El 15 de mayo el ejército entra a Chilapa y desarma al grupo que se había hecho llamar policía ciudadana pro la Paz y la Justicia, los periodistas van a entrevistarse con el capitán que encabezaba el grupo de militares y la respuesta que les dio no fue lo que esperaban, “retírense porque vamos a actuar y luego no queremos que al rato nos estén señalando que violamos derechos Humanos”.

“Al día siguiente nos reunimos todos los reporteros y ahí les dije, esto está muy difícil, estos fulanos dejaron a los informantes, conocidos como halcones, los dejaron en Chilapa y van a seguir en el conflicto con Los Rojos, yo me voy de Chilapa nos van a señalar los dos grupos y no la vamos a librar”.

Así el 16 de mayo del 2015 se dio por cancelado el proyecto del periódico El Debate de Chilapa y fue uno de los últimos esfuerzos periodísticos que se registró en este municipio.

Hasta los voceadores

Aproximadamente entre el 2010 y el 2012 hubo un incidente que dejó marcado el actuar de los medios de comunicación, en Chilapa, un par de voceadores de un periódico de circulación estatal, del que nos pidieron omitir nombre para no poner en riesgo a familiares que aún están en Chilapa, llegaron alrededor de las 7 de la mañana a este municipio para vender periódicos en el que se resaltaba una noticia del asesinato de unas personas.

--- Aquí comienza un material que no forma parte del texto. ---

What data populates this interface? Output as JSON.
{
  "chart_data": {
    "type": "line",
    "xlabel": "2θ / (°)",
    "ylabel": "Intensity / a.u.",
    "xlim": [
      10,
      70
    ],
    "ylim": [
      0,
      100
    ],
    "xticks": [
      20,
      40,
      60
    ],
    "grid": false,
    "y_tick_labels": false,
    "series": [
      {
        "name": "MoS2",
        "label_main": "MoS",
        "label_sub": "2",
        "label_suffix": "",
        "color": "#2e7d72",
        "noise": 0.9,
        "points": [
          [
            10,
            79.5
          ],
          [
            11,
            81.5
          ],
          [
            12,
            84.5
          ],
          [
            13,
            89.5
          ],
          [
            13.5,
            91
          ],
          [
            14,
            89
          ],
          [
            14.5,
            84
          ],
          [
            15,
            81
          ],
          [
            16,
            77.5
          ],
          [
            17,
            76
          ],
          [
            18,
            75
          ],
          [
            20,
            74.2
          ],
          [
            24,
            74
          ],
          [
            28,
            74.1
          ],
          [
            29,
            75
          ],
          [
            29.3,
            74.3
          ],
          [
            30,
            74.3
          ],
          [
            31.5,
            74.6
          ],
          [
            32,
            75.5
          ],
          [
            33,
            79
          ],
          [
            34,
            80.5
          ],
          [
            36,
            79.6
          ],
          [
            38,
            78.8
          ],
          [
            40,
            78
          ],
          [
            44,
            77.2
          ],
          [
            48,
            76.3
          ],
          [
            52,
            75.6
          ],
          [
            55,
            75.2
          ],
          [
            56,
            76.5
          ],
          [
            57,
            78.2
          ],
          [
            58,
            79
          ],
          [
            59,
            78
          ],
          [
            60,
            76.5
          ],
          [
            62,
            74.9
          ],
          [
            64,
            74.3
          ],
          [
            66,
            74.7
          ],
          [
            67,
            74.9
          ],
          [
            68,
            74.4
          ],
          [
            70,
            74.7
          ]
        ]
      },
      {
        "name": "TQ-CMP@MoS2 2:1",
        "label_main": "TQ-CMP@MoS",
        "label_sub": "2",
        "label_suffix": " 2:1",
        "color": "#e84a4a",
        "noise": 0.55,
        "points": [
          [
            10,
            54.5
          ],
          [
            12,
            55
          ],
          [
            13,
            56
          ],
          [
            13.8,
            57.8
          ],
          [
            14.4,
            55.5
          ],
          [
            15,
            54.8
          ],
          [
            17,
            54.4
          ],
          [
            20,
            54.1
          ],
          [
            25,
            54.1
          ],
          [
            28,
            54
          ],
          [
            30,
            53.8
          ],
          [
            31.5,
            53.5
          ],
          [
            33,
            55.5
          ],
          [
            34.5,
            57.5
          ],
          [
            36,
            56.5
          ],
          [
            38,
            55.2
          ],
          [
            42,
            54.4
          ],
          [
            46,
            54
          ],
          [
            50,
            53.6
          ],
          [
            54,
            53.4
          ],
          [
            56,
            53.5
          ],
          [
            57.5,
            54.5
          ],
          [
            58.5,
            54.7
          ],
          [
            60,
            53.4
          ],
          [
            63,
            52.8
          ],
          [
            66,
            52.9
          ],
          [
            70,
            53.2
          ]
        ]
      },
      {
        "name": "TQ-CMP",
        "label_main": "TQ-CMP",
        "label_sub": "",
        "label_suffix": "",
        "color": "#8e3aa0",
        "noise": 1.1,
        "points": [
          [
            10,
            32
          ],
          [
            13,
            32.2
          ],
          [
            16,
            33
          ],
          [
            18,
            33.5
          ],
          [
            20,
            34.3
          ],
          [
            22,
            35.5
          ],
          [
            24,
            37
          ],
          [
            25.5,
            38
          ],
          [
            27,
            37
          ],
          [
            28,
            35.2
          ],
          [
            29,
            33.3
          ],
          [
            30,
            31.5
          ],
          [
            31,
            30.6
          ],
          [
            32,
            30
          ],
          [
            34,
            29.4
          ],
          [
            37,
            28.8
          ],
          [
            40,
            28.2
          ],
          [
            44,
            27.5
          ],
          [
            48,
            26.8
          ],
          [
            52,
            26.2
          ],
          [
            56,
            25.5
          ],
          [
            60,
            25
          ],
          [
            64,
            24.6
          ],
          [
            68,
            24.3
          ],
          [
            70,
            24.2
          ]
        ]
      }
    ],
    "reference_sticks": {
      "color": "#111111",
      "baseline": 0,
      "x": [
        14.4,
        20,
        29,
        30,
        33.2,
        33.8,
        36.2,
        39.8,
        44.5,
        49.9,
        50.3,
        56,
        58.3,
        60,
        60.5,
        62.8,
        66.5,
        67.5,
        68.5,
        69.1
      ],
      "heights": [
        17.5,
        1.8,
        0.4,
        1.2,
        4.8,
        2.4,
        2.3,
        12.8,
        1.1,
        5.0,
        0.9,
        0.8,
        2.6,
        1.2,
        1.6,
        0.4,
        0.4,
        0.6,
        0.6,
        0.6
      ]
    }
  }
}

En ese momento esa era la forma de vender el periódico, se colocaba un altavoz en el toldo de carro y se hacía una grabación con la nota destacada, luego se recorrían las calles y las personas salían de sus casas a comprarlo, aún no había redes sociales, relató el que en su momento era coordinador del periódico.

Los voceadores fueron interceptados por un grupo criminal, presumiblemente de Los Rojos, los encajuelaron en su propio carro y llamaron a Chilpancingo para pedir rescate o los asesinarían, el director del periódico que se encontraba en Acapulco de forma tajante dijo que no, que no pagaría un rescate porque el hacerlo los obligaría a pagar más después.

El coordinador buscó forma de pedir favores entre los mismos miembros de la delincuencia y logró hacer un acuerdo y que los liberaran sin pagar un rescate, también se recuperó el automóvil, pero jamás este medio regresó a vocear, es más no volvió a mandar un ejemplar a este municipio.